The Environmental Protection Agency has conducted a preliminary pollinator assessment to support the registration review of imidacloprid, a widely used neonicotinoid insecticide. The EPA did not perform new experiments for this assessment, but instead conducted a review based on 75 studies from the open literature as well as data from a registrant-submitted database. This is one of four assessments of neonicotinoids that has been conducted, with clothianidin, thiamethoxam, and dinotefuran reviews coming out sometime in 2016.
This assessment evaluated the risk of imidacloprid to honey bees at both the individual and colony levels. It concludes that imidacloprid can pose risks to honey bee health, but these risks depend on the crop they are pollinating. The highest risk crops identified were cotton and citrus.
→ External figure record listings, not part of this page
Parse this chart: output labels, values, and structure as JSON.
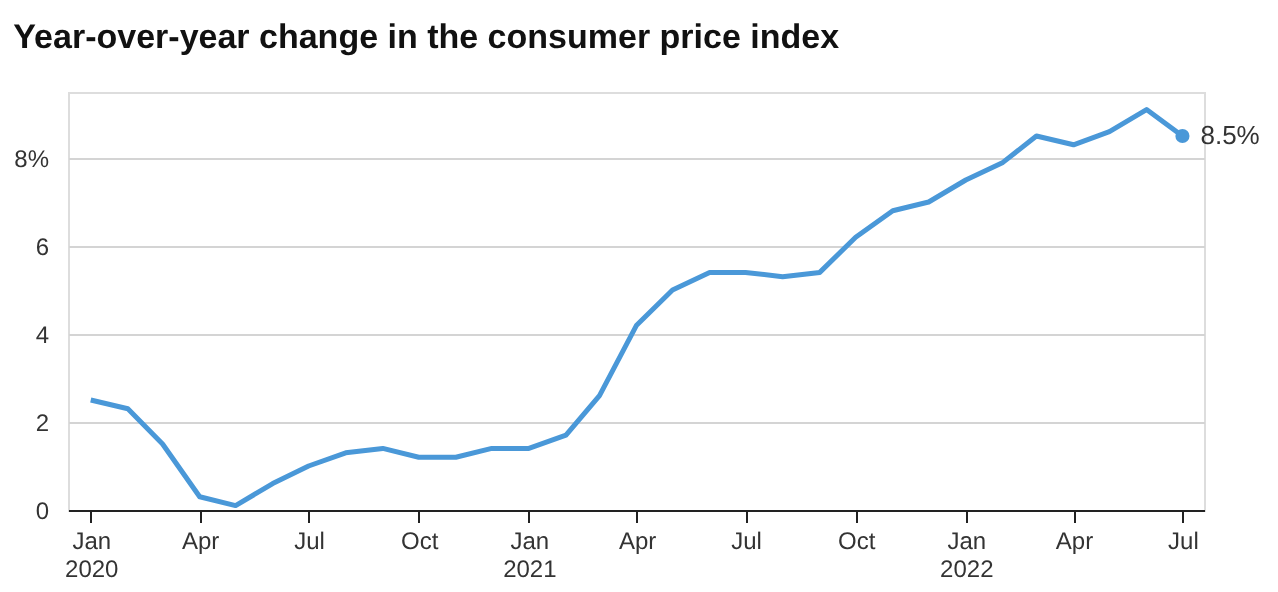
{
  "chart_data": {
    "type": "line",
    "title": "Year-over-year change in the consumer price index",
    "x": [
      "2020-01",
      "2020-02",
      "2020-03",
      "2020-04",
      "2020-05",
      "2020-06",
      "2020-07",
      "2020-08",
      "2020-09",
      "2020-10",
      "2020-11",
      "2020-12",
      "2021-01",
      "2021-02",
      "2021-03",
      "2021-04",
      "2021-05",
      "2021-06",
      "2021-07",
      "2021-08",
      "2021-09",
      "2021-10",
      "2021-11",
      "2021-12",
      "2022-01",
      "2022-02",
      "2022-03",
      "2022-04",
      "2022-05",
      "2022-06",
      "2022-07"
    ],
    "series": [
      {
        "color": "#4a98d8",
        "values": [
          2.5,
          2.3,
          1.5,
          0.3,
          0.1,
          0.6,
          1.0,
          1.3,
          1.4,
          1.2,
          1.2,
          1.4,
          1.4,
          1.7,
          2.6,
          4.2,
          5.0,
          5.4,
          5.4,
          5.3,
          5.4,
          6.2,
          6.8,
          7.0,
          7.5,
          7.9,
          8.5,
          8.3,
          8.6,
          9.1,
          8.5
        ]
      }
    ],
    "ylim": [
      0,
      9.5
    ],
    "yticks": [
      0,
      2,
      4,
      6,
      {
        "value": 8,
        "label": "8%"
      }
    ],
    "xlim": [
      "2019-12-13",
      "2022-07-19"
    ],
    "xticks": [
      {
        "value": "2020-01",
        "label": "Jan\n2020"
      },
      {
        "value": "2020-04",
        "label": "Apr"
      },
      {
        "value": "2020-07",
        "label": "Jul"
      },
      {
        "value": "2020-10",
        "label": "Oct"
      },
      {
        "value": "2021-01",
        "label": "Jan\n2021"
      },
      {
        "value": "2021-04",
        "label": "Apr"
      },
      {
        "value": "2021-07",
        "label": "Jul"
      },
      {
        "value": "2021-10",
        "label": "Oct"
      },
      {
        "value": "2022-01",
        "label": "Jan\n2022"
      },
      {
        "value": "2022-04",
        "label": "Apr"
      },
      {
        "value": "2022-07",
        "label": "Jul"
      }
    ],
    "annotations": [
      {
        "text": "8.5%",
        "x": "2022-07",
        "y": 8.5
      }
    ],
    "grid": "y",
    "legend": false,
    "marker": "none",
    "line_style": "solid"
  }
}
Several other crops, such as tomatoes, small berries, corn, legumes, cucurbits, strawberries, pome fruits, stone fruits, tree nuts, and oilseeds were identified as posing a risk to individual bees, but the effects at the colony level were either minimal or unknown. The assessment further identified a threshold of imidacloprid; crops with nectar residues greater than 25 parts per billion caused harm to bees, but levels below this did not.
A major criticism of the study is that it excludes other bee species, despite the well-established evidence that other bees, such as bumble bees, differ in their sensitivity and exposure to pesticides. The EPA acknowledges in the report that there is uncertainty in extrapolating these findings to other bee species, but they continued to generalize the risk to all bees from these honey bee data.